Ivorismo Rating****
If you like good, old-fashioned entertainment, Black Book is a worthwhile picture to check out. Its director, Paul Verhoeven, hadn’t made a film back home in the Netherlands for more than twenty years. Best known for balls-to-the-wall Hollywood entertainments like Basic Instinct, Hollow Man, Robo Cop, Total Recall, Starship Troopers and the frighteningly bad Showgirls, Verhoeven first caught the eye with Dutch masterpieces like Keetje Tippel, Soldier of Orange, Turkish Delight, The Fourth Man, and the relentlessly brilliant Spetters. His movies are not for the faint of heart, or the politically correct. There are always buckets full of blood, robust sex scenes, a disturbing obsession with rape, scripts which often feature very awkward dialogue, and always, always, always, brassy, heavily made-up blondes and redheads. Verhoeven knows what he likes, the dark gray and chromed edges of black and white conflict between good and evil, and what could serve his sensibilities better than World War II?
There's only a single problem with the film. It's built to be a thriller, and we follow the brave progress of our stunningly gorgeous, brave, red-headed Jewish heroine, Rachel Stein (Carice Van Houten) with curiosity as she puts her life on the line for the resistance, again and again. So why does the film begin with a scene showing Rachel teaching at a kibbutz in 1956? Only Gerald Soeteman, Verhoevan's old screenwriting buddy from Turkish Delight-days could say. Nevertheless, despite a few problems with the plot, the biggest production in Dutch film history, Black Book packs so much energy and excitement into its two-and-a-half hours, I felt drained at the end.
The plot of Black Book runs thick and fast. In 1944, after their house is destroyed by an air raid, Rachel and her family escape Amsterdam to a farm, and are then betrayed as they flee the country on a barge. Only Rachel survives, despite being shot in the head. Having been rescued by two heroes of the resistance, Hans Akkermans (Thom Hoffman) and Gerben Kuipers (Derek De Lint), they waste no time about dolling her up and sending her into the Amsterdam headquarters of the Gestapo, and the bed of the prettiest male Nazi kommandant I've ever seen, Sebastian Koch as Ludwig Muentze. Koch, recently seen in the academy award-nominated The Lives of Others, as an East German writer who may or may not have spied on his friends for the Communist secret police, is superb in another role where his character is torn asunder by his own ambivalence. For a Gestapo kommandant, Muentze is a pleasant fellow, especially compared to the really really bad, sadistic thugs, Gunther Francken (excellently played by Waldemar Kobus), and General Kautner (Christian Berkel). Francken is flesh-crawlingly evil throughout, stepping on corpses as if they are part of the pavement, and licking his lips after each kill. I won't give away too much, but betrayal piles upon betrayal as the Nazis endeavour to capture the special black book belonging to the resistance, filled with the names of operatives and friends. In such a war as this, where one Nazi is fairly good and more than one resistance operative is a mole, the moral ambiguities of all the characters becomes questionable. Halina Reijn, Rachel's relentlessly, promiscuous hooker sidekick, proves somehow to be the true moral compass of all these shenanigans.

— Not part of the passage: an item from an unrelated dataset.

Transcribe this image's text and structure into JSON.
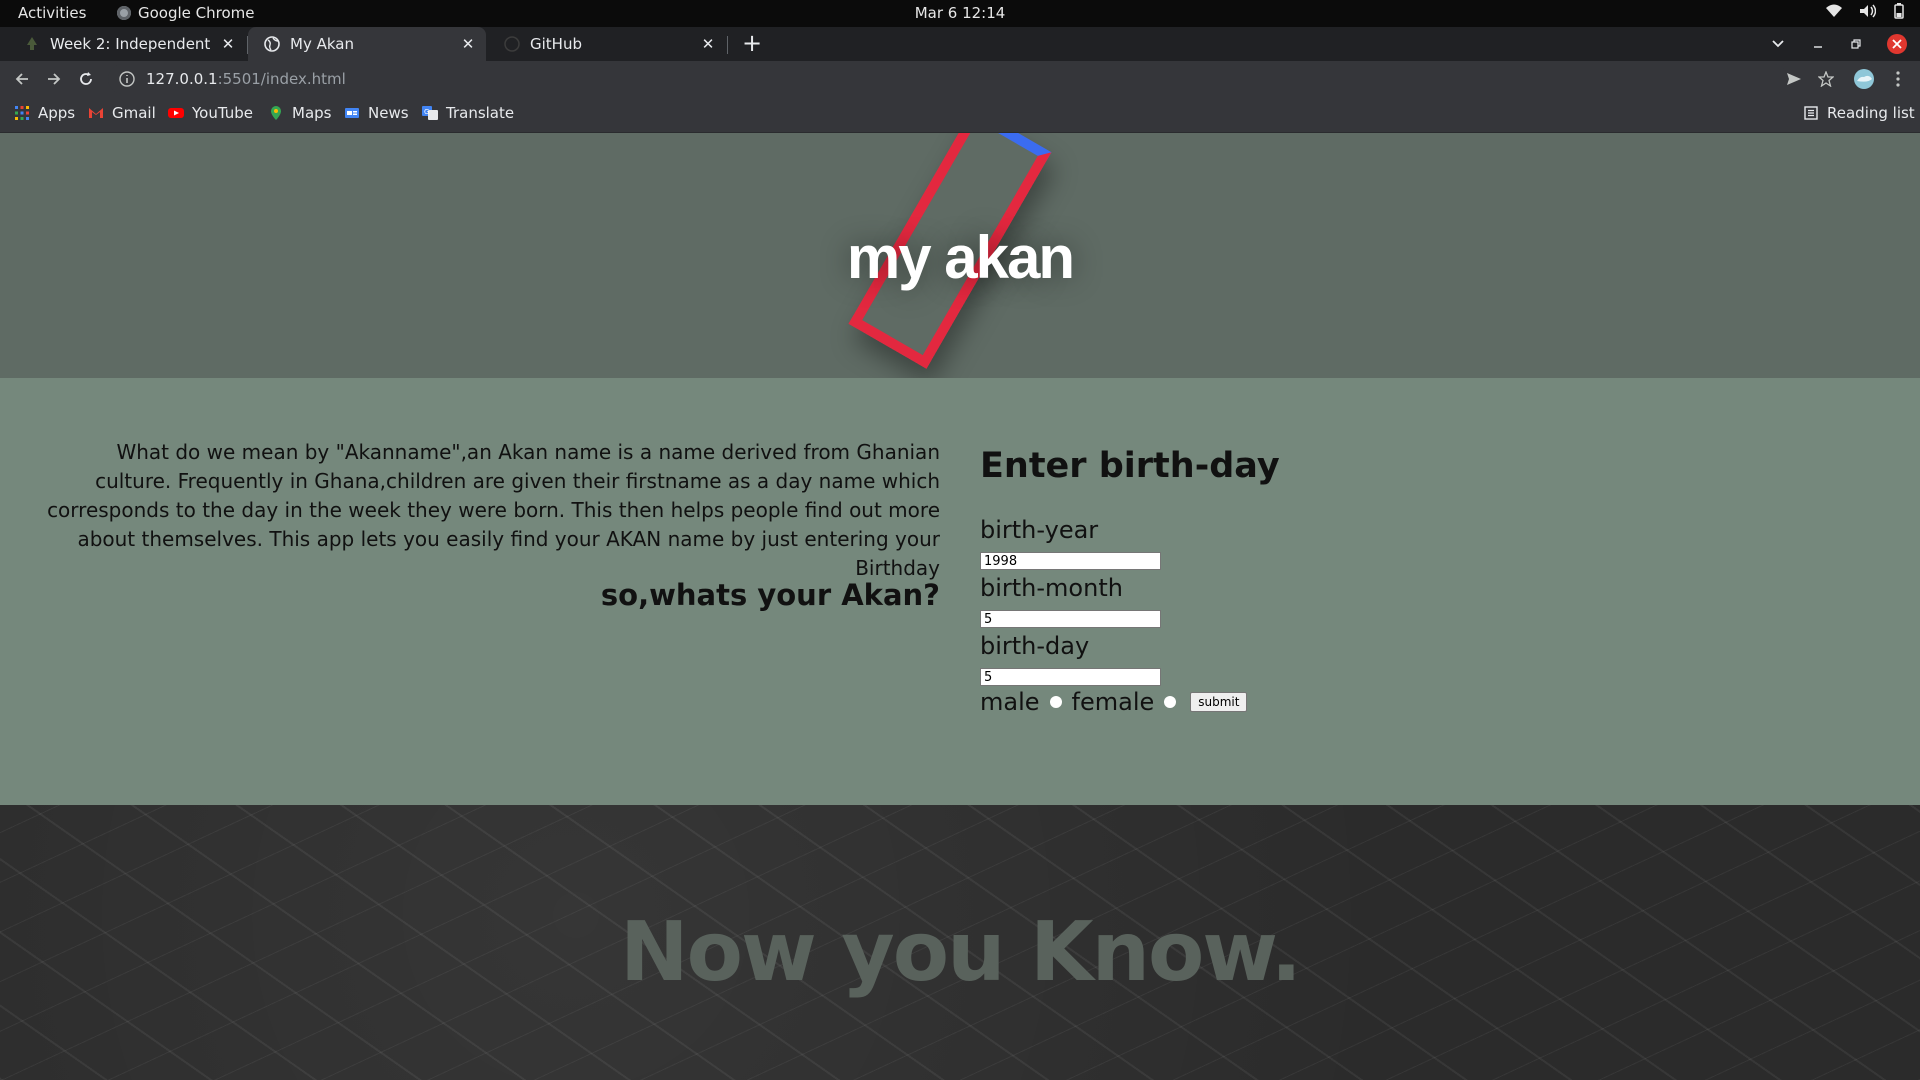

The ironies here may be layered on with a trowel by Verhoeven, but the cold ruthlessness of the resistance leadership in coercing a damaged young woman to use her body as a kind of Venus flytrap surely lays waste to the latest round of 'Good War' propaganda perpetuated by the American culture machine in the likes of Saving Private Ryan and HBO's Band of Brothers and the nonfiction bestseller, Tom Brokaw's The Greatest Generation. This is not to say that Saving Private Ryan is a bad film, per sé, but that we, as an audience, never get to see the enemy as anything but part of a ruthless component of a Nazi killing machine. This may have worked 70 years ago, but in these times, where we read daily about the atrocious beastly behavior of America and its enemies, too much simple thinking renders us all collectively stupid. Thus Rachel Stein becomes a whore for the resistance and becomes best friends with a real whore—one who admittedly has always used her body as a sort of cudgel to acquire whatever is necessary for survival in a Darwinistic world. This kind of thinking will not win Verhoeven any friends in the feminist world (save perhaps for that guerilla warrior Camille Paglia). In the end, as the betrayals pile up as high as the body count, the two pretty whores, prove to be the only ones who transcend Nazi evil and their Allied bosses pimp-like expedient use of them as whore assassins.
Movies about the resistance movements in World War II have, up to this point, been rather staid exercises in propaganda, save perhaps for John Frankenheimer's brilliant The Train. The very idea of a good Jewish girl sleeping with a Gestapo man and enjoying it will surely outrage some folks out there. Read the war diaries of Marguerite Duras, however, and you'll see that this, too, really was a way the war was won. A 150 minute film about World War II, in Dutch with subtitles, may not sound attractive to you, but, let me assure you, Black Book really is a first-rate action film.